Большое солнце Одессы - страница 13
Про сельское хозяйство папа говорил не так уверенно, как о международном положении. В сельском хозяйстве был один очень неясный для него пункт, и он постоянно возвращался к нему.
— Не понимаю, колхозы сдали четыреста с лишним, почти пятьсот, миллионов пудов товарного хлеба, а кулаки в двадцать седьмом году, когда был нэп, сто тридцать миллионов. Куда же девается хлеб?
Мама возражала, что в двадцать седьмом году был хороший урожай, а прошлый год неурожайный — откуда же быть хлебу?
— Сравнила, — возмущался папа, — сравнила пятьсот миллионов пудов, полмиллиарда, и сто тридцать миллионов. Тоже мне экономист!
— Так где же тогда хлеб? — тихо спрашивала мама.
Папа рассуждал вслух про всякое куркульское отродье, вспоминал знаменитое Шахтинское дело и приходил к выводу, что еще не все и не везде поставлено как надо. Но вот через несколько дней в Москве откроется всесоюзный съезд колхозников-ударников, и на этом съезде Сталин сделает доклад.
— Да, Сталин сделает.
Теперь мама говорила уверенно, почти как папа о международном положении, но тут же она сама испортила все вопросом, который был ни к селу, ни к городу:
— Ты заходил в торгсин?
— Тынды-рынды! — сразу взвинтился папа. — Я ей за Ивана, она мне за Петра. При чем здесь торгсин?
Торгсин здесь ни при чем, согласилась мама, она просто так вспомнила про торгсин, потому что папа еще три дня назад сам говорил, что надо попробовать занести туда серебряный лонжин, а на завтра как раз уже нету ни ложки муки.
— Так-таки ни ложки? — зло спросил папа.
— Я знаю, — пожала мама плечами, — может, пять ложек наберется.
— Ну да, — папины глаза сделались совсем круглые и неподвижные, — пять ложек есть и все-таки нету ни одной! Если бы ей дали сейчас пять пудов, она бы все равно сказала, что на завтра нет ни ложки, ни крошки. Люди, люди!
В этот раз мама ничего не ответила: она опять взялась за свои парусиновые рукавицы, которые строчила на зингеровской машине. Парусина была жесткая, как кора, машина брала ее с трудом, и мама беспрерывно вскрикивала: "Не дай бог, сломается иголка!”

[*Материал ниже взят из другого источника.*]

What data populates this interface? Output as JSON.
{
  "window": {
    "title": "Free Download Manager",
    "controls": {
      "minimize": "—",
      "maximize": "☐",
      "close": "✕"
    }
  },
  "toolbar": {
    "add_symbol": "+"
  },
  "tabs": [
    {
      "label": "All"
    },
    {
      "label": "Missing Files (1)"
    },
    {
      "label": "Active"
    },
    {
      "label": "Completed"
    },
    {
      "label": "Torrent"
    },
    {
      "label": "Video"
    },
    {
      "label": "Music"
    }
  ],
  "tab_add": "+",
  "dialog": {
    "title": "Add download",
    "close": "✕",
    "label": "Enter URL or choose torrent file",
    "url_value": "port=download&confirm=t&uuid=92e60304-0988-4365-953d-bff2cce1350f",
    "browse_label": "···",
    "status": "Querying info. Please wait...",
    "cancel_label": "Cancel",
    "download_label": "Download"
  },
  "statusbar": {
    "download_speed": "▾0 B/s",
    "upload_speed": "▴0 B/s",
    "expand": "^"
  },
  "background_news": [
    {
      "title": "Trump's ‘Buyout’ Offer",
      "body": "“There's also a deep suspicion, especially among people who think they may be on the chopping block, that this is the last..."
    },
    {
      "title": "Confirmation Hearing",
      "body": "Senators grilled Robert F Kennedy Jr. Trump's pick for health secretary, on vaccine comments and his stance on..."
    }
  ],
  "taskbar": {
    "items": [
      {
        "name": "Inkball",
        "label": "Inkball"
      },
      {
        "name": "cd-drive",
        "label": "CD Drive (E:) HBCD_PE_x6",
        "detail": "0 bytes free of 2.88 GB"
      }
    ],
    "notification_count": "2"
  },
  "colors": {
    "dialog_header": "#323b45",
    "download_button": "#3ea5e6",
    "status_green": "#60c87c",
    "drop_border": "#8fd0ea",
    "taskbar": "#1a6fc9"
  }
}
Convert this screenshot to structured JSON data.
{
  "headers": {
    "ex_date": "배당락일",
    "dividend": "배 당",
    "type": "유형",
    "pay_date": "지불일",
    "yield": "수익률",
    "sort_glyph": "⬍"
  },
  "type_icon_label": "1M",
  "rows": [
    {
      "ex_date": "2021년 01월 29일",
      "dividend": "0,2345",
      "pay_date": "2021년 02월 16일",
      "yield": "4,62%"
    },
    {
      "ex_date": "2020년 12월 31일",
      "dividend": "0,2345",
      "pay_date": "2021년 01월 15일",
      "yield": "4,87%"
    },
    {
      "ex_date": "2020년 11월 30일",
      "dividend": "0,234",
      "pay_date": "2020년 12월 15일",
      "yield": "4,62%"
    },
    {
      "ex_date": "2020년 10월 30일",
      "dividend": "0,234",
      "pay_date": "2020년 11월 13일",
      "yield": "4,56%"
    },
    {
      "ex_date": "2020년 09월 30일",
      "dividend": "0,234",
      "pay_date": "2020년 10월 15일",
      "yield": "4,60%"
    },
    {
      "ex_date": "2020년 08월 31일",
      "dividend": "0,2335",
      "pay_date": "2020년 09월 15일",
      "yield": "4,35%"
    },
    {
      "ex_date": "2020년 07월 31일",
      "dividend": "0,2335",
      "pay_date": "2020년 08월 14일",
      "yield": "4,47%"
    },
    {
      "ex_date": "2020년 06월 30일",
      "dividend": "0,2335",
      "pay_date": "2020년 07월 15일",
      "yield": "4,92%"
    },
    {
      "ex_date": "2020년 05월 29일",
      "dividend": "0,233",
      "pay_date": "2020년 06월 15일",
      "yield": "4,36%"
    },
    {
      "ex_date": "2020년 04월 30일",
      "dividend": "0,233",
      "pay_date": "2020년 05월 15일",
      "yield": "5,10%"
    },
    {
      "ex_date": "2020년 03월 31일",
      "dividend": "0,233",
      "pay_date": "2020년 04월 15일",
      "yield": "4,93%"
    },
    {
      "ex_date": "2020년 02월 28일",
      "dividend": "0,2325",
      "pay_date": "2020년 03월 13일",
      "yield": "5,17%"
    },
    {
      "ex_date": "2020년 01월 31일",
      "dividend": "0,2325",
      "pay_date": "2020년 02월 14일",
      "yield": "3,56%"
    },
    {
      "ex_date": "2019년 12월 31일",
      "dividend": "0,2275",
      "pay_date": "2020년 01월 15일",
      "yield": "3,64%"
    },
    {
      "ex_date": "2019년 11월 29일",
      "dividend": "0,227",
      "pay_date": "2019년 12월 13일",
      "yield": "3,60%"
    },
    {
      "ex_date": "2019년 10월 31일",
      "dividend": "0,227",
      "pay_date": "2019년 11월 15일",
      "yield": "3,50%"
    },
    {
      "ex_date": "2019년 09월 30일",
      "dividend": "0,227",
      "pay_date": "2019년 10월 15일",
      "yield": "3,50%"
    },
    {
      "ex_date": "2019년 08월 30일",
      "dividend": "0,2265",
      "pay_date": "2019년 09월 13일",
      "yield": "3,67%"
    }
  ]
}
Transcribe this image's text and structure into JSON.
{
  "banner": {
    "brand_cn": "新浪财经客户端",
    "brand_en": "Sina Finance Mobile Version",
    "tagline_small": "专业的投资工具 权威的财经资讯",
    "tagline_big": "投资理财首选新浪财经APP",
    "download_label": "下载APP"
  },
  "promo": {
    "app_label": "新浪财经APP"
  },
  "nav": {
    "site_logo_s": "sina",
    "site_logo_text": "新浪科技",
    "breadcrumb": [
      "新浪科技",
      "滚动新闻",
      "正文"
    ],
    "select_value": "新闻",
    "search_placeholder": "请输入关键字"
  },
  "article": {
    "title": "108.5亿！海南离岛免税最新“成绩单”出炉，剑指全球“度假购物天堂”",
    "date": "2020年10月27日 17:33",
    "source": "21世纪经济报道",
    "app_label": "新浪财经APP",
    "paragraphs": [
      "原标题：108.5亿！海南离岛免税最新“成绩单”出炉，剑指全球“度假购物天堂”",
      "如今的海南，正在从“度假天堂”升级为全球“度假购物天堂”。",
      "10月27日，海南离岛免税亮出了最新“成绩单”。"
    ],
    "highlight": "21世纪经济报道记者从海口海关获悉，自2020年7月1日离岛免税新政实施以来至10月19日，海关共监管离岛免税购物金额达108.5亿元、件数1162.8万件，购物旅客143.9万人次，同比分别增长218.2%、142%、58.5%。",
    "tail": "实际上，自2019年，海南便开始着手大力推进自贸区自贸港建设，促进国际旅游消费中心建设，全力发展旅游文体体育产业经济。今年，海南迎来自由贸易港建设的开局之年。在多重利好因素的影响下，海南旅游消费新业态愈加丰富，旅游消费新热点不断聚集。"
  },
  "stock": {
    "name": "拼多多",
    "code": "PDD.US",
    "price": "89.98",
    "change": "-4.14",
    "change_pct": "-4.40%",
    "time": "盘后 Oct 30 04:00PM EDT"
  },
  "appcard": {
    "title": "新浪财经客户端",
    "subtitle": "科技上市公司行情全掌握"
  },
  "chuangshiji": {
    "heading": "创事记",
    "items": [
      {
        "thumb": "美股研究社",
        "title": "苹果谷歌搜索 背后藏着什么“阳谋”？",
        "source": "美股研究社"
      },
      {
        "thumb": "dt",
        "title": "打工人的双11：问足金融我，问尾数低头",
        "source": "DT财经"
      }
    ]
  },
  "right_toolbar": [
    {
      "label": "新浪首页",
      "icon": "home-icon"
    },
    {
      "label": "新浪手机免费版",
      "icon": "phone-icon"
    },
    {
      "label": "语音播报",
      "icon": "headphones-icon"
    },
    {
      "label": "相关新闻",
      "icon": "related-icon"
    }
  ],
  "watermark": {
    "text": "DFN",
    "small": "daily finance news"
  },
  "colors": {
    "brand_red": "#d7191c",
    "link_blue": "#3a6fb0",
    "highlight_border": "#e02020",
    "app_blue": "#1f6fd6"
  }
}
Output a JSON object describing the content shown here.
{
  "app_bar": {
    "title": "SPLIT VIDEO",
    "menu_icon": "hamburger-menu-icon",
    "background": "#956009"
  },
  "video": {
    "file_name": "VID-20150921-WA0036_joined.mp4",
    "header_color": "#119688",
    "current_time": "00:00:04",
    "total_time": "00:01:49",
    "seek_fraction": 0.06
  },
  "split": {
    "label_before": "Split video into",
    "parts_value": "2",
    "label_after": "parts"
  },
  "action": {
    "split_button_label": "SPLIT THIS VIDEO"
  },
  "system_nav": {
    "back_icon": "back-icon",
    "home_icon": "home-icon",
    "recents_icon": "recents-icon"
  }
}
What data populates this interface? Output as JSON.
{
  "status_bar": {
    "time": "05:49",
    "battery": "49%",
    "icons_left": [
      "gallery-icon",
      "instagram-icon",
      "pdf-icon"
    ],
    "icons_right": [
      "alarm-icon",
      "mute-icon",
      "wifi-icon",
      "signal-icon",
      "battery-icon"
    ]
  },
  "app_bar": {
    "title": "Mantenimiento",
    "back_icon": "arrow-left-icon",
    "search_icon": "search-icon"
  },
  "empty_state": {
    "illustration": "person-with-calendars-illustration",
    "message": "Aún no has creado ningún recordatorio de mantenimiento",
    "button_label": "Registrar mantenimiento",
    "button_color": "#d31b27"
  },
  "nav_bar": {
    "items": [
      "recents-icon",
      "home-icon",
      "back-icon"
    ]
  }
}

Папа читал молча свою газету "Чорноморська комуна”, но долго молчать ему было трудно, потому что вся газета с самого верху до самого низу была забита новостями.
— На Днепрогэсе, — сказал папа, — построили самую большую в мире плотину. Длина плотины семьсот шестьдесят метров, а высота — шестьдесят метров. Как двадцатиэтажный дом.
— Двадцать этажей! — от неожиданности мама даже перестала строчить. — Не может быть.
Папа улыбался: как не может быть, если уже есть.
— И люди вылезли на самый верх? — не могла успокоиться мама. — Значит, у них не бывает головокружения?
Папа улыбался, а мама задумалась, пытаясь представить себе этих сказочных людей, которые не чувствовали головокружения на высоте двадцатого этажа, в то время как она сама не могла смотреть вниз даже с балкона третьего этажа.
— Темпы укладки бетона на строительстве Днепровской ГЭС, — читал папа вслух, — превзошли все мировые рекорды. Полная выработка станции будет составлять два и семь десятых миллиарда киловатт-часов электроэнергии.
— Это много? — спросила мама.
— Не очень, — сказал папа, — особенно если считать, что все вместе взятые электростанции России при Николае давали в какие-нибудь два раза меньше.
— Все вместе? — мама провела перед собой рукой, опять задумалась и прошептала: — Какие люди теперь умные!
Затем, обращаясь ко мне, она сказала, что теперь надо только хотеть учиться, а так человеку доступно все.
Когда мама переставала строчить, слышно было, как шуршит газета в папиных руках. Папа мог бы читать до самого утра, если бы после того, как мама кончала работу, не надо было экономить свет. А то, что утром идти на смену, не имело никакого значения: мой папа, стоило ему только захотеть, мог бы вообще не спать.
Мама постелила сначала мне, а потом начала стелить себе и папе. Ей надо было чуть поторопиться, и тогда она успела бы постелить при электрическом свете, а так она возилась-возилась и довозилась до того, что пришлось зажигать керосиновую лампу, а с керосином теперь в десять раз труднее, чем с хлебом.